Nella neve è il primo racconto dei 145 della raccolta
Il brano “Sulla parola” racconta di una partita di carte tra Sevocka e Naumov , entrambi ex detenuti, malavitosi (delinquenti comuni, rilasciati o resi liberi ben prima dei detenuti politici). Il brano inizia con una descrizione dell’ambiente di gioco e delle carte. Infatti le carte utilizzate dai due erano frutto del lavoro dei carcerati, realizzate incollando insieme delle pagine dei libri che venivano trovati con dell’amido ricavato masticando dei tozzi di pane; non potevano (i carcerati) utilizzare matite perché avrebbe potuto farsi dei documenti o bolli falsi quindi per fare ì diversi semi si facevano un determinato numero di fori sulla carta con un coltello dato in dotazione. Durante la partita i due giocatori puntavano oggetti che possono sembrare di scarso (addirittura nullo) valore , come ad esempio un maglione , una coperta o addirittura un cuscino; tutti oggetti che in quelle condizioni disumane sembravano essere dei veri e propri tesori. La partita inizia nettamente a favore di Sevocka che riesce a vincere le puntate di Naumov, il quale , una volta finiti gli oggetti da puntare, punta la propria parola, una specie di “pagherò” . Questa mano però si rivela essere molto fortunata, e Naumov riesce a riprendere i suoi oggetti, che perderà nelle mani successive. Verso la fine, Naumov arriva a puntare anche gli indumenti di Varlam e del suo compagno taglialegna Garkunov.

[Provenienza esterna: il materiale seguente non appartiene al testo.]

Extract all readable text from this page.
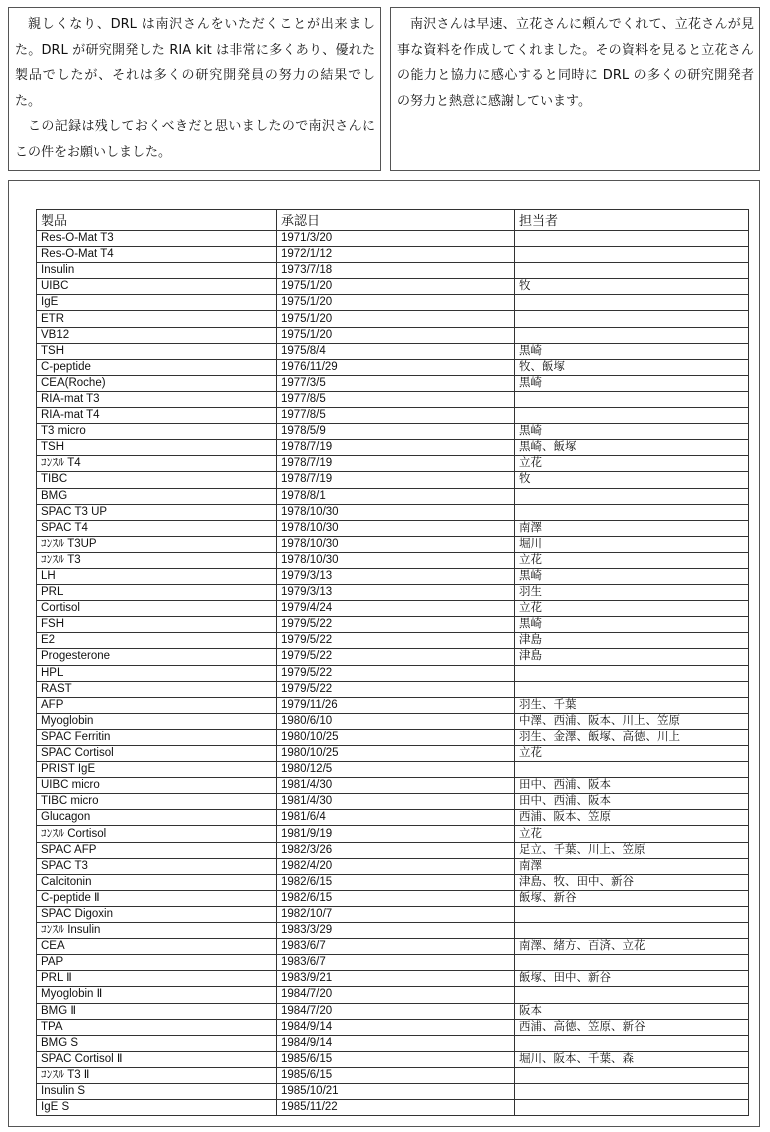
親しくなり、DRL は南沢さんをいただくことが出来ました。DRL が研究開発した RIA kit は非常に多くあり、優れた製品でしたが、それは多くの研究開発員の努力の結果でした。

この記録は残しておくべきだと思いましたので南沢さんにこの件をお願いしました。

南沢さんは早速、立花さんに頼んでくれて、立花さんが見事な資料を作成してくれました。その資料を見ると立花さんの能力と協力に感心すると同時に DRL の多くの研究開発者の努力と熱意に感謝しています。

製品	承認日	担当者
Res-O-Mat T3	1971/3/20	
Res-O-Mat T4	1972/1/12	
Insulin	1973/7/18	
UIBC	1975/1/20	牧
IgE	1975/1/20	
ETR	1975/1/20	
VB12	1975/1/20	
TSH	1975/8/4	黒崎
C-peptide	1976/11/29	牧、飯塚
CEA(Roche)	1977/3/5	黒崎
RIA-mat T3	1977/8/5	
RIA-mat T4	1977/8/5	
T3 micro	1978/5/9	黒崎
TSH	1978/7/19	黒崎、飯塚
ｺﾝｽﾙ T4	1978/7/19	立花
TIBC	1978/7/19	牧
BMG	1978/8/1	
SPAC T3 UP	1978/10/30	
SPAC T4	1978/10/30	南澤
ｺﾝｽﾙ T3UP	1978/10/30	堀川
ｺﾝｽﾙ T3	1978/10/30	立花
LH	1979/3/13	黒崎
PRL	1979/3/13	羽生
Cortisol	1979/4/24	立花
FSH	1979/5/22	黒崎
E2	1979/5/22	津島
Progesterone	1979/5/22	津島
HPL	1979/5/22	
RAST	1979/5/22	
AFP	1979/11/26	羽生、千葉
Myoglobin	1980/6/10	中澤、西浦、阪本、川上、笠原
SPAC Ferritin	1980/10/25	羽生、金澤、飯塚、高徳、川上
SPAC Cortisol	1980/10/25	立花
PRIST IgE	1980/12/5	
UIBC micro	1981/4/30	田中、西浦、阪本
TIBC micro	1981/4/30	田中、西浦、阪本
Glucagon	1981/6/4	西浦、阪本、笠原
ｺﾝｽﾙ Cortisol	1981/9/19	立花
SPAC AFP	1982/3/26	足立、千葉、川上、笠原
SPAC T3	1982/4/20	南澤
Calcitonin	1982/6/15	津島、牧、田中、新谷
C-peptide Ⅱ	1982/6/15	飯塚、新谷
SPAC Digoxin	1982/10/7	
ｺﾝｽﾙ Insulin	1983/3/29	
CEA	1983/6/7	南澤、緒方、百済、立花
PAP	1983/6/7	
PRL Ⅱ	1983/9/21	飯塚、田中、新谷
Myoglobin Ⅱ	1984/7/20	
BMG Ⅱ	1984/7/20	阪本
TPA	1984/9/14	西浦、高徳、笠原、新谷
BMG S	1984/9/14	
SPAC Cortisol Ⅱ	1985/6/15	堀川、阪本、千葉、森
ｺﾝｽﾙ T3 Ⅱ	1985/6/15	
Insulin S	1985/10/21	
IgE S	1985/11/22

Quest’ultimo però si rifiuta di consegnare il suo maglione, a cui era molto affezionato e dal quale non voleva separarsene. Per la sua opposizione, Garkunov viene ucciso e Naumov ottiene quello che voleva.
“L’apostolo Paolo”
Per via di una slogatura al piede, Varlam Salamov è costretto ad interrompere il suo lavoro in miniera; per questo gli viene affidato il compito di fare da assistente al falegname Adam Frisorger. Quest’ultimo è un uomo molto riservato e religioso, tanto che il protagonista lo osserva in varie parti della giornata mentre prega. Un giorno, però, nel sentigli pronunciare il nome di Paolo fra i dodici apostoli, lo corregge, menzionandogli tutte le informazioni che possedeva sull’argomento. Dopo qualche tempo, Frisorger ammise di essersi sempre dimenticato Bartolomeo, e da allora i due diventarono grandi amici, tanto che Salamov riuscì a convincerlo a scrivere alla sua giovane figlia che non vedeva da anni. Purtroppo la lettera di risposta conteneva una brutale richiesta di considerare nulla la parentela fra lei e suo padre, poiché quest’ultimo, secondo lei, era un nemico del popolo. Il protagonista, venuto a conoscenza di questa lettera, si incaricò di non farla mai pervenire al destinatario, bruciandola: in questo modo non permise che il cuore del povero Frisorger, che già tanto soffriva, dovesse ricevere un colpo così forte.
Conclusione:
in un racconto Salamov spiega che le guardie avevano chiesto di consegnare le protesi per punire la squadra di lavoro della baracca per produzione insufficiente. Siccome Salamov non era in possesso di una protesi era stato condannato a stare in una pozzo con un solo pezzo di pane al giorno se non avesse dato l’anima. E scrive Salamov: Stavo per morire per qualcosa che non credevo neanche di avere, ma che nel momento in cui mi hanno chiesto ho capito essere la cosa più preziosa che avessi.